US Cloud Act: What is it - and is it GDPR compliant?
“Even though most companies in Europe are insufficiently informed about the Cloud Act: It has major implications for our digital data. The bill has already been effective since 2018 and affects everyone who processes or stores data in a cloud offered by a US company, whether as a private individual or as a business.
The law passed by the USA forces US cloud providers such as Google Cloud, Microsoft Azure, Amazon Web Services or Dropbox to make the data stored in the cloud accessible to US authorities upon request. It effectively overrides the regulations of the GDPR. In short: Data in US clouds is thus fundamentally viewable by American authorities.
Using US servers? Loss of data sovereignty threatens
US providers of cloud services are put in the unfortunate position of having to act illegally due to the Cloud Act. It proves impossible for companies to comply with both the GDPR and the Cloud Act simultaneously: They contradict each other. A US company with server locations in the EU is obligated to grant US authorities access to the servers, although the GDPR prohibits this. It is therefore to be feared that data processed or stored in the cloud can be retrieved or searched.
However, the protection of personal information is only considered one half of the problem. The other is the question of data sovereignty. The Cloud Act legitimizes American authorities to demand the release of all data of a company stored in American cloud services. As a result, companies effectively lose sovereignty over their information and thus over their intellectual property, especially their business and trade secrets.
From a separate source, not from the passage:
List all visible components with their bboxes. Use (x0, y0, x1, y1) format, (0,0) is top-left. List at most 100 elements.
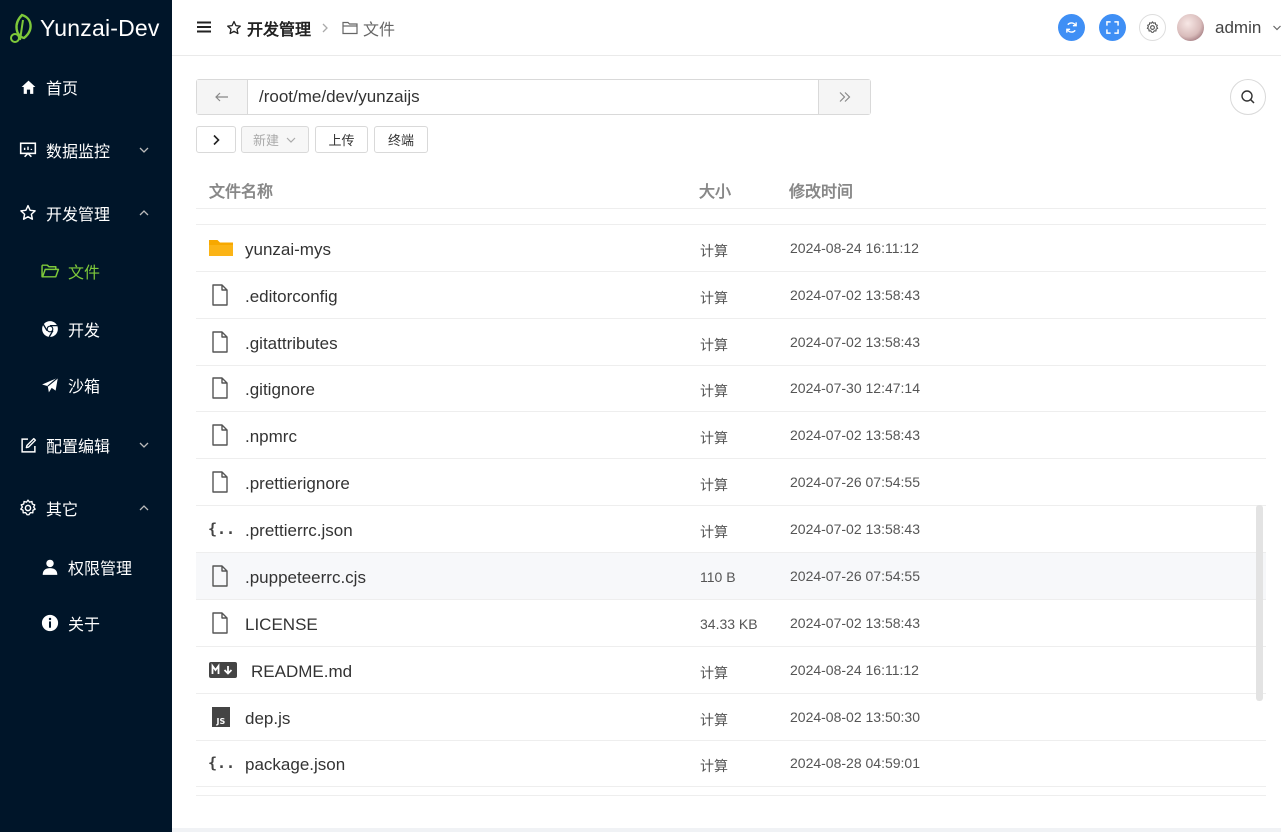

Cloud Act: Protecting data from US access
However, interventions in one’s own data sovereignty and violations of the GDPR can be avoided. All that’s needed is a good cloud provider from the European area. And open-source software that ensures data protection and data sovereignty. Because its source code is open, software cannot contain backdoors through which data can flow to unauthorized third parties. Another advantage: Since open-source software consistently relies on open standards and can be individually adapted and further developed, no manufacturer dependencies arise.
Ensuring data sovereignty in compliance with GDPR
Open-source providers have long been working on integrating their applications to offer solutions from a single source as a real alternative with comparable user-friendliness. Already today, companies use the cloud services of Hyperscaler without putting sensitive information at risk and risking violations of the GDPR.
However, high standards in terms of data protection and data sovereignty can only be maintained in Europe if European companies achieve a certain level of self-sufficiency in the digital market. This requires an increased prioritization on creating favorable framework conditions. These must promote the development of domestic IT solutions that can compete with services from overseas. But it can certainly be possible to manage without the US giants – after all, there are plenty of good alternatives.